As the inaugural class of the University of Arizona College of Veterinary Medicine approaches graduation, its students are eager to begin providing care to our furry friends.
Under the direction of Dean Julie Funk, the continuous structure of the three-year program keeps the students’ skills sharp while also offering an accelerated path to a professional veterinary career. Whereas other veterinary programs have a teaching hospital for their students to learn in a more controlled environment, the University of Arizona uses a distributive model, outsourcing their students to local veterinary clinics for real-world situations, not just scenarios.
For many students, Dean Funk says that she knows working as a veterinarian has been their dream from a young age.
“I'm always really emotional thinking about the day we celebrate the class of graduating students,” Dean Funk said. "Many of them have been dreaming of being a veterinarian since they were young children.”
One such student is Melinda Pazel. She knew that she wanted to be a veterinarian from the time she was a toddler, telling everyone she would be an “animal doctor” when she grew up.
After attending her interview with the newly-opened College of Veterinary Medicine, the East Coast native was ready to join the Wildcat family, drawn by the passion of faculty, staff, and other students.
“Considering it was brand new, it was run very well and everyone was personable and genuinely pleasant to interact with. Underneath that though, you could tell how excited they were that we were there; the environment was infectious,” Pazel said.
According to her, the program met her needs not just educationally, but financially and mentally as well. The third-year student has entered her clinical rotations, taking her learning from the classroom to local veterinary practices. Pazel says that she’s been able to get a taste of how being a veterinarian really is while still having a safety net provided by established professionals.
“My rotations have allowed me to do research, communicate and educate clients, work with specialists one-on-one, and perform procedures many veterinarians don't get to do until years after graduation,” Pazel said. “There is nothing that can truly prepare someone to become a veterinarian, but U of A works to make us as prepared as possible.”
Pazel certainly isn’t the only student feeling the positive impact of the program’s early success.

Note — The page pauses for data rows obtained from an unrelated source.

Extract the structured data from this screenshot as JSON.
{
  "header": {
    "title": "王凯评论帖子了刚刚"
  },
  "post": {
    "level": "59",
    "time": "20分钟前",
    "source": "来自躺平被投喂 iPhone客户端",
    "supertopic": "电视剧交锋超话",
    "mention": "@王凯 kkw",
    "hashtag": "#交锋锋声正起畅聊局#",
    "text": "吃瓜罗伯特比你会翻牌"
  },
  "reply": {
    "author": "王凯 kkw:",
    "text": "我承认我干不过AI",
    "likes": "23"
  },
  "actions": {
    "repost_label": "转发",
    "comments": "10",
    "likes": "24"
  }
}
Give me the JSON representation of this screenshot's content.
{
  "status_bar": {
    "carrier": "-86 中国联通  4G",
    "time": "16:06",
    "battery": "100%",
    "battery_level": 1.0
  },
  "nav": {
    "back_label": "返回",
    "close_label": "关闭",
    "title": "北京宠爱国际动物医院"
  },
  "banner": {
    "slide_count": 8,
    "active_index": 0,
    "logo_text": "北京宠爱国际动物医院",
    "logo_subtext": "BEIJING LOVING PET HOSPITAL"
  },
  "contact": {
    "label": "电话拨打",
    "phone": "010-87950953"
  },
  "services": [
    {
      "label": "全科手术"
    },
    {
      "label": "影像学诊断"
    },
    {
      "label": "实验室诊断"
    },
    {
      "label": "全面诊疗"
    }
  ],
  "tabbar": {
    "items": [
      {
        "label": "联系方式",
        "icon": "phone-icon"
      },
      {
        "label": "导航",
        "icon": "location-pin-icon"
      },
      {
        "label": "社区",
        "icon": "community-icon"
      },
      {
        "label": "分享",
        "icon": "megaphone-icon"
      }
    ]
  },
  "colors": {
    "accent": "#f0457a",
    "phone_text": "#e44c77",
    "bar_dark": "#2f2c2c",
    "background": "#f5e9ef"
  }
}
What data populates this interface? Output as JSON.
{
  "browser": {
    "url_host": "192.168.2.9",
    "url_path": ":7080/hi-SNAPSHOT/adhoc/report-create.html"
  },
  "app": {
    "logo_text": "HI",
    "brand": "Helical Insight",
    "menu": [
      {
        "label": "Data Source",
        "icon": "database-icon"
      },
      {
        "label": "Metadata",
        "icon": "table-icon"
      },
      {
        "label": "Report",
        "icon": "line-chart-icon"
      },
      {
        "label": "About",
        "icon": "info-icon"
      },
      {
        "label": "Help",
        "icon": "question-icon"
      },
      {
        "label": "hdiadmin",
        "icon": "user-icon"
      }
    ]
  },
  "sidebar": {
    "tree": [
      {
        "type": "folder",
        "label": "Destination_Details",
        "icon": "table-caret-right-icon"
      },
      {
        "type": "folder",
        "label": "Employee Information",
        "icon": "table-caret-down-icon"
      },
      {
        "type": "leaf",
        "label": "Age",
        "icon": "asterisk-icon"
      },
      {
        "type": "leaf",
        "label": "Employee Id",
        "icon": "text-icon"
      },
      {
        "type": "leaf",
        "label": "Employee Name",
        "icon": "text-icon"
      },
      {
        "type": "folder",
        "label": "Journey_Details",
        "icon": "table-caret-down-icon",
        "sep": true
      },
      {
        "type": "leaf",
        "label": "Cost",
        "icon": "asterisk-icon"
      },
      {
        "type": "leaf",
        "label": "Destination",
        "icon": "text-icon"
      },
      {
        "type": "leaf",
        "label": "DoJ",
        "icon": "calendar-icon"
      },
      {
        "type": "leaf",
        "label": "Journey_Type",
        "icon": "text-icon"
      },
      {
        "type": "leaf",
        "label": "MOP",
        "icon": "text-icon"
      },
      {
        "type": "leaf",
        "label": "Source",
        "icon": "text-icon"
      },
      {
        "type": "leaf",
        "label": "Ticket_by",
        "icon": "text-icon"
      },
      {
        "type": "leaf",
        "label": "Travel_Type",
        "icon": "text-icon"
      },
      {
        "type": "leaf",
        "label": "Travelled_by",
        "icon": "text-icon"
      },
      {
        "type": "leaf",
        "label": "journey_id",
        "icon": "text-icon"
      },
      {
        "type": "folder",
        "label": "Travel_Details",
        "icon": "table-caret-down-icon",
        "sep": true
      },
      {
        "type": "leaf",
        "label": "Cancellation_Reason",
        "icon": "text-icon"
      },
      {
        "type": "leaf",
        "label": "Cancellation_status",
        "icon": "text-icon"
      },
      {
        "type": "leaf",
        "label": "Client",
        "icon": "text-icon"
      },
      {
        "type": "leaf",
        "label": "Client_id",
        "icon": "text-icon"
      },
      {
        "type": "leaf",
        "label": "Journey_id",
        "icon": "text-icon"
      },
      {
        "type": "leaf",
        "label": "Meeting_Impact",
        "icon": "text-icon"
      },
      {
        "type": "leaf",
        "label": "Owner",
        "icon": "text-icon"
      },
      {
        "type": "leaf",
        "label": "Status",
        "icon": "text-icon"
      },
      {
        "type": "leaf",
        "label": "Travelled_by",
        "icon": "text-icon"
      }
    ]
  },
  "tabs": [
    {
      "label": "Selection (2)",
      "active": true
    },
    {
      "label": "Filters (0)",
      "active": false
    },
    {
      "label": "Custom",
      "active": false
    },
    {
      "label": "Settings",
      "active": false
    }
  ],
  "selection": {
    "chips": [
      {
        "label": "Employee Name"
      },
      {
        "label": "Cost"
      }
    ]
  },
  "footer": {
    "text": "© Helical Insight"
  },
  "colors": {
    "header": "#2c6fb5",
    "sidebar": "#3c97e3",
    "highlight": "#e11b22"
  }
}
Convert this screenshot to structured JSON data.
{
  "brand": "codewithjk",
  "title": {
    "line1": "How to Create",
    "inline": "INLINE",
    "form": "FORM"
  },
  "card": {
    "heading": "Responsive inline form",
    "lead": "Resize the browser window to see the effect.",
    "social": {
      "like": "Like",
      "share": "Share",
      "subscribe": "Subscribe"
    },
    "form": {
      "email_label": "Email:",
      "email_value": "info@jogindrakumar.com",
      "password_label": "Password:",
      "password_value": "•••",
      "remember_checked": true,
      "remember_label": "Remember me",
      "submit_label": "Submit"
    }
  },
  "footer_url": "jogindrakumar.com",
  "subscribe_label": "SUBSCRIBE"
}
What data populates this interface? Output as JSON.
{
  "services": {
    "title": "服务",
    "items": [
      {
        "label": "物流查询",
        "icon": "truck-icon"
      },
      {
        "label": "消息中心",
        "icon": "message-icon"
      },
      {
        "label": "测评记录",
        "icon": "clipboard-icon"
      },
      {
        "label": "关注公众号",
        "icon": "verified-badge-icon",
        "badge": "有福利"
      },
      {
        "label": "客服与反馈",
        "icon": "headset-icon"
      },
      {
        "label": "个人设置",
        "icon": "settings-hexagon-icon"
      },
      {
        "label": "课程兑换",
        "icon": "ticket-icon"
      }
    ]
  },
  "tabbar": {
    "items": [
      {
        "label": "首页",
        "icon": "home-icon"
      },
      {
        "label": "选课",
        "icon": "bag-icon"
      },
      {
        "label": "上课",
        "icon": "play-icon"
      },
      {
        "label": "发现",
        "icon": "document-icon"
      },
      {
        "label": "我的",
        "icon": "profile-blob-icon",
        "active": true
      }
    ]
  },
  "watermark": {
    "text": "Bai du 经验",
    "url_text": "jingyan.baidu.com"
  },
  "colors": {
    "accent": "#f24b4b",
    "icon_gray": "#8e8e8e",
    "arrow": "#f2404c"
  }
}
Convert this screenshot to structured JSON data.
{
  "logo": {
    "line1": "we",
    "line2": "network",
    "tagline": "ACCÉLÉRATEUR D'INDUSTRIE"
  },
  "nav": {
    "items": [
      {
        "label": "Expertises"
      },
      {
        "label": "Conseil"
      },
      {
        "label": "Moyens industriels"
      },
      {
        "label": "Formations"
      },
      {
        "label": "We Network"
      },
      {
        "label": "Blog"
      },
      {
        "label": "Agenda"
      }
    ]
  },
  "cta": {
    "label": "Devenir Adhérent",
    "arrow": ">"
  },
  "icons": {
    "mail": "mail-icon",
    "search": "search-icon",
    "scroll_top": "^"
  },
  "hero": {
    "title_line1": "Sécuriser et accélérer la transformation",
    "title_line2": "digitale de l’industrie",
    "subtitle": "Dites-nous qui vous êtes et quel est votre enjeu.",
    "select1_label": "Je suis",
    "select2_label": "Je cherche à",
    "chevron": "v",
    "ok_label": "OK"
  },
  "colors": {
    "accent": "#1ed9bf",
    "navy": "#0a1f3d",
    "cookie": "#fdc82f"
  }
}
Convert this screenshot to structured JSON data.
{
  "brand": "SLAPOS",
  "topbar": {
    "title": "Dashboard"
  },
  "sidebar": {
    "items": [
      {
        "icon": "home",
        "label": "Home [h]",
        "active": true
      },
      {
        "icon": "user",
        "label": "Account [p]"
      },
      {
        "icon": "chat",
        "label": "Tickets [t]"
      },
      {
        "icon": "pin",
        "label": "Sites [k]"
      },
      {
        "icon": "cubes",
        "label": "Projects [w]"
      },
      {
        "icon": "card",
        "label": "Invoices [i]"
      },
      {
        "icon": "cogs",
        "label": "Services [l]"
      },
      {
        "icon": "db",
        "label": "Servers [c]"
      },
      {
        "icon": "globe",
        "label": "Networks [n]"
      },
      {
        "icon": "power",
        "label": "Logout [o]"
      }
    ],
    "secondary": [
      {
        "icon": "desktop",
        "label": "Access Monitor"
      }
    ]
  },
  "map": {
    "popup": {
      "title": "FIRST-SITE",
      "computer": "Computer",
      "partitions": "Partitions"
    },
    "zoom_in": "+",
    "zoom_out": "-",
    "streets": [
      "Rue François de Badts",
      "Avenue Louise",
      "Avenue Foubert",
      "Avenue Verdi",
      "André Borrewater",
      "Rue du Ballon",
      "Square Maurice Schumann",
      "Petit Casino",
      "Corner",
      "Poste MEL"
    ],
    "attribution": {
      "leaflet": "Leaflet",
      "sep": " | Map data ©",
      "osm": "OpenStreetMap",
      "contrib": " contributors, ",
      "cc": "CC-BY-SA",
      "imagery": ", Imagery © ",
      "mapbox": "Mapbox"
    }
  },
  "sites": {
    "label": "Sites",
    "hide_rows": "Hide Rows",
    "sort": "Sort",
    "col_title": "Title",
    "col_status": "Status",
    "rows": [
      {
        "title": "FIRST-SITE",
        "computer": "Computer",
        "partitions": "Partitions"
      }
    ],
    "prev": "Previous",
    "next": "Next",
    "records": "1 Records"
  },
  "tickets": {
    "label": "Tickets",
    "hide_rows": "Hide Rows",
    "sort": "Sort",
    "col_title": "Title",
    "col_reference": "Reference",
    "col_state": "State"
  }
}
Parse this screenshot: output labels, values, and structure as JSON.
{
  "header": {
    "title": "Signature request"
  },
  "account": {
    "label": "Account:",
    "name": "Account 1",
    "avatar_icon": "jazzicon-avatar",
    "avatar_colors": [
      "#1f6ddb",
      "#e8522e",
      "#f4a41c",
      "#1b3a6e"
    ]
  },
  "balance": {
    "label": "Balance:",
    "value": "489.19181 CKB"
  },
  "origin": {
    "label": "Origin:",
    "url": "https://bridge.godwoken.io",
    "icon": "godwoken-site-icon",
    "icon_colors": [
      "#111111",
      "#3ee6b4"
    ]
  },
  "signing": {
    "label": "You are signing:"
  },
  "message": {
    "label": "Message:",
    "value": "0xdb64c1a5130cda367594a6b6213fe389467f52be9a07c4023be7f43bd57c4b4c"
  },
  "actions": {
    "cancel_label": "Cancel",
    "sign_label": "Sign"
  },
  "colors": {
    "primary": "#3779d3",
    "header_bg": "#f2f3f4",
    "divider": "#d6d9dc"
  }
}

Ari Adams pursued a pre-vet degree during her undergraduate years at the University of Arizona. By the time she was ready to graduate, the College of Veterinary Medicine was up and running. For her, continuing her education at the University of Arizona was a no-brainer.
“I was really intrigued by the hands-on and visual learning aspects of the program. I felt that it really catered to my way of learning and it fostered a sense of collaboration, which is very important in the veterinary field,” Adams, another third-year student in the program, said.
Adams was able to experience true collaboration during her clinical rotations by assisting understaffed veterinary clinics, offering much-needed support while still gaining invaluable learning experience.
One of her focuses, she says, is helping low-income clients access the care their pets need. According to her, the real-world learning experience that the University of Arizona provides its veterinary students has shown her how to provide care regardless of income.
“We are taught the gold standard of medicine, but we also need to learn how to help people,” Adams said.
Students participate in a mobile vet clinic during their senior year, assisting the local Humane Society with spaying and neutering animals, according to Adams.
Both Pazel and Adams said that their time in the College of Veterinary Medicine helped to show them the “why” of their own veterinary practices, igniting in both of them a sense of purpose and a drive to learn.
“I have found out more about myself since I started at the UofA; I learned how I study best, what I want out of myself as a clinician, and what values are most important to me. Becoming a doctor – especially for someone who has repeatedly said ‘I want to be a vet when I grow up' – is the final hurdle; in that, you often find out who you are as a human being,” Pazel remarked.
Pazel and Adams left behind a piece of advice for students who are interested in applying for the program – you get out what you put into it. As the two approach their next step in their veterinary careers, they both believe that the College of Veterinary Medicine has done more than enough to set them up for success.